Aratta - a hard place (to find)

By 1983, TSOM had quite a cult following in the UK and even the nay-sayers could see that they were likely to be the Next Big Thing, so for most gigs finding tapes, flyers, posters, ticket stubs, photos, eye-witness accounts and the like is not too difficult a task, particularly with more and more “oldies” now using social media and indulging in healthy bouts of nostalgia now that they have a little more time on their hands, in many cases. The same is true of venues, often only too happy to boast of their part in the rise of what is seen as an influential and genre-defining band.
However, the situation is somewhat different in Europe, and getting even the most basic of details of some shows can involve painstaking detective work. Take the four date German tour undertaken as part of the first overseas jaunt, the Trans Europe Excess tour, under the auspices of Rough Trade Deutschland if the backstage pass available on the band’s official website (and reproduced here) is to be believed.

Three of the dates were, predictably, in large cities (Berlin, Munster, and of course, Hamburg) to which the band have returned time and time again, but little has surfaced from this inaugural visit.
The fourth gig was in the curious rural venue of the Aratta club near Moers, on the fringes of the Ruhr near to the Dutch border. This is a venue so seemingly obscure that one well-respected Bauhaus gigography still refers to the club as the “Ratter” and situates Moers in Belgium !

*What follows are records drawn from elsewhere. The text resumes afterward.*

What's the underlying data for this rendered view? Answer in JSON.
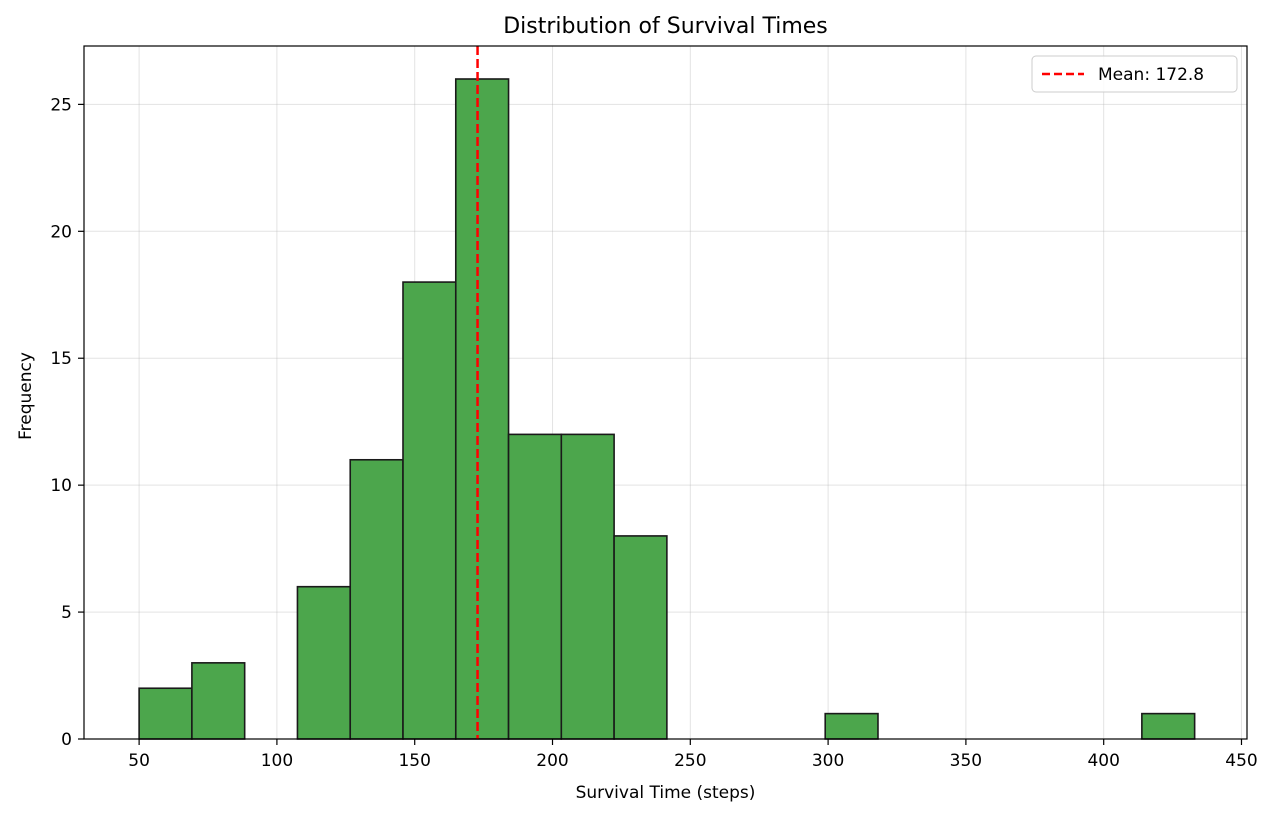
{
  "chart_data": {
    "type": "bar",
    "title": "Distribution of Survival Times",
    "xlabel": "Survival Time (steps)",
    "ylabel": "Frequency",
    "xlim": [
      30,
      452
    ],
    "ylim": [
      0,
      27.3
    ],
    "xticks": [
      50,
      100,
      150,
      200,
      250,
      300,
      350,
      400,
      450
    ],
    "yticks": [
      0,
      5,
      10,
      15,
      20,
      25
    ],
    "grid": true,
    "bin_width": 19.15,
    "bins": [
      {
        "start": 50.0,
        "end": 69.15,
        "count": 2
      },
      {
        "start": 69.15,
        "end": 88.3,
        "count": 3
      },
      {
        "start": 88.3,
        "end": 107.45,
        "count": 0
      },
      {
        "start": 107.45,
        "end": 126.6,
        "count": 6
      },
      {
        "start": 126.6,
        "end": 145.75,
        "count": 11
      },
      {
        "start": 145.75,
        "end": 164.9,
        "count": 18
      },
      {
        "start": 164.9,
        "end": 184.05,
        "count": 26
      },
      {
        "start": 184.05,
        "end": 203.2,
        "count": 12
      },
      {
        "start": 203.2,
        "end": 222.35,
        "count": 12
      },
      {
        "start": 222.35,
        "end": 241.5,
        "count": 8
      },
      {
        "start": 241.5,
        "end": 260.65,
        "count": 0
      },
      {
        "start": 260.65,
        "end": 279.8,
        "count": 0
      },
      {
        "start": 279.8,
        "end": 298.95,
        "count": 0
      },
      {
        "start": 298.95,
        "end": 318.1,
        "count": 1
      },
      {
        "start": 318.1,
        "end": 337.25,
        "count": 0
      },
      {
        "start": 337.25,
        "end": 356.4,
        "count": 0
      },
      {
        "start": 356.4,
        "end": 375.55,
        "count": 0
      },
      {
        "start": 375.55,
        "end": 394.7,
        "count": 0
      },
      {
        "start": 394.7,
        "end": 413.85,
        "count": 0
      },
      {
        "start": 413.85,
        "end": 433.0,
        "count": 1
      }
    ],
    "mean_line": {
      "value": 172.8,
      "label": "Mean: 172.8",
      "color": "#ff0000",
      "style": "dashed"
    },
    "bar_color": "#4ca64c",
    "bar_edge_color": "#1a1a1a",
    "legend": {
      "position": "top-right",
      "entries": [
        "Mean: 172.8"
      ]
    }
  }
}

Although the Aratta is situated on the main road from Moers to Rheinberg, it is in a tranquil location not far from the Haferbruchsee lake, a well-known nudist hang-out in the 1980s. The club is still going strong today, partly as a result of its Outdoor Beach Party which was apparently all the rage in the 2006 football World Cup, which Germany of course hosted. The venue, which celebrated its centenary three years ago, caters for the “trance/rave” end of the market nowadays, but both the interior and exterior are largely unchanged from the time of the TSOM visit, as can be seen from the photo below from the club's website.

For the Sisters gig, there was a photo published in the German publication Spex as part of a review of the tour, which eventually found its way on to the Gallery at the Heartland Forum, and which I am reproducing below, showing the cramped low stage with mirrored backdrop that can be seen on other contemporary gig photos like the one underneath it.

In addition, one of the original posters advertising the gig on 2/9/1983 has also come to light, kindly shared on Heartland by one of the most hardcore TSOM collectors, another addition to an impressive archive cataloguing an era which many fans still regard as the halcyon days of the group in a live context.